Acting Managing Director of NPA, Muhammed Bello-Koko who stated this in Lagos, said that the Minister of Transportation, Rotimi Amaechi had directed NPA to look at the possibilities of the reconstruction of the two ports.
Bello-Koko stated that the agency is currently considering granting terminal operators the option to rebuild the dilapidated port, while NPA in turn, amortize and extend the tenure of the terminal operators leases.
He explained that both Tin Can and Apapa Ports are not going to be expanded in terms of land mass because this would imply taking over people’s homes, offices, and pay compensations.
The agency boss noted that the only way to bring bigger vessels to Lagos ports is by deepening the Channel as well as rebuilding the Quay walls and building IT infrastructures.
Currently, he said the Quay walls have design limitations of 14 meters. This has made it impossible to dredge the Channel and Quays below 13.5 metres. Meanwhile, to bring bigger vessels of 16.5 or 20 meters which are the modern-day vessels sizes because of economies of scale, the channels must also be dredged deeper.
“This means there has to be a financial cost-benefit analysis on the cost implications and then, what is the revenue that is likely to be driven for such decisions to be taken.
“We have in recent times, instructions from the Minister of Transportation, that we look at the possibilities of the reconstruction of the ports and we have been holding stakeholder meetings.
“A Committee was set up to explore the best way to do it.
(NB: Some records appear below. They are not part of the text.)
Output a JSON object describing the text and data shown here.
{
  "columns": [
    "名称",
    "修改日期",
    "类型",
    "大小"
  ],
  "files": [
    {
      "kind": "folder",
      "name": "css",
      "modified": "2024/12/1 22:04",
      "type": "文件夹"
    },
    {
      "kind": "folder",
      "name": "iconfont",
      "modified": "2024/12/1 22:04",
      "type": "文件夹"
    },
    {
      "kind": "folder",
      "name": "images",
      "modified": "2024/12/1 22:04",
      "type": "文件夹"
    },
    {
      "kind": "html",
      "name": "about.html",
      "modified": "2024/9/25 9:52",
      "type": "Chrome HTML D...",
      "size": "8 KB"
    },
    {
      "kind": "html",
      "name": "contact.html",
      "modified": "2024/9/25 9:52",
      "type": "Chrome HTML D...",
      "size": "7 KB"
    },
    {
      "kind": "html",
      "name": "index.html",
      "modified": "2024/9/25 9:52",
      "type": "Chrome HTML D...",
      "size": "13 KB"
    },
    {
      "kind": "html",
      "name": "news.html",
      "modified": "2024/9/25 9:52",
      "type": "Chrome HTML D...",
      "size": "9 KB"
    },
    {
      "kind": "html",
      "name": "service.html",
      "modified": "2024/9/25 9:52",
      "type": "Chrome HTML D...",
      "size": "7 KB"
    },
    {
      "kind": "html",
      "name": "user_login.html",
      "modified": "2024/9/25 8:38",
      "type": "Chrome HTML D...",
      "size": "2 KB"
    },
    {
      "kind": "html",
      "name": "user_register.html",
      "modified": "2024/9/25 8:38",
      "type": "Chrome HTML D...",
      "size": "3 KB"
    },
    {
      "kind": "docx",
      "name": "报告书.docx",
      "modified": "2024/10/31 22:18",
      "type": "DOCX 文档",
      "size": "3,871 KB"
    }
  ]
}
Do we reconstruct the ports in Lagos maintaining the same Quay walls at the same depth? Or should we deepen it? A Consultant has been engaged to look at the whole of Tincan and Apapa and look at where there are the physical deficiencies in terms of the integrity of Quay walls; what are the civil engineering works that need to be done.
“And what needs to be done to modernise the ports is, first of all, in terms of physical infrastructure before the IT infrastructure will be discussed. The idea here is to take a decision to determine how it is carried out while we also look at the funding options.
“The NPA is currently looking around for multilateral agencies that would fund such projects. We do not have approval for it, but we are only being proactive trying to look at the funding options. Do you first of all, get a multilateral agency to fund it on behalf of Federal Government/NPA and you pay them, or do you get the multilateral agencies to fund the terminal operators, or do you ask the terminal operators to fund it and then you amortize overtime, or you extend the tenure of their leases?
“But whatever the terminal operators bring, we will have to sit down and look at it. But what is the implication in terms of the cost of dredging and maintaining the channel to that 16.5 metres and then what is the cost of reconstructing the Quay to the depth of 16.5 or 17 meters?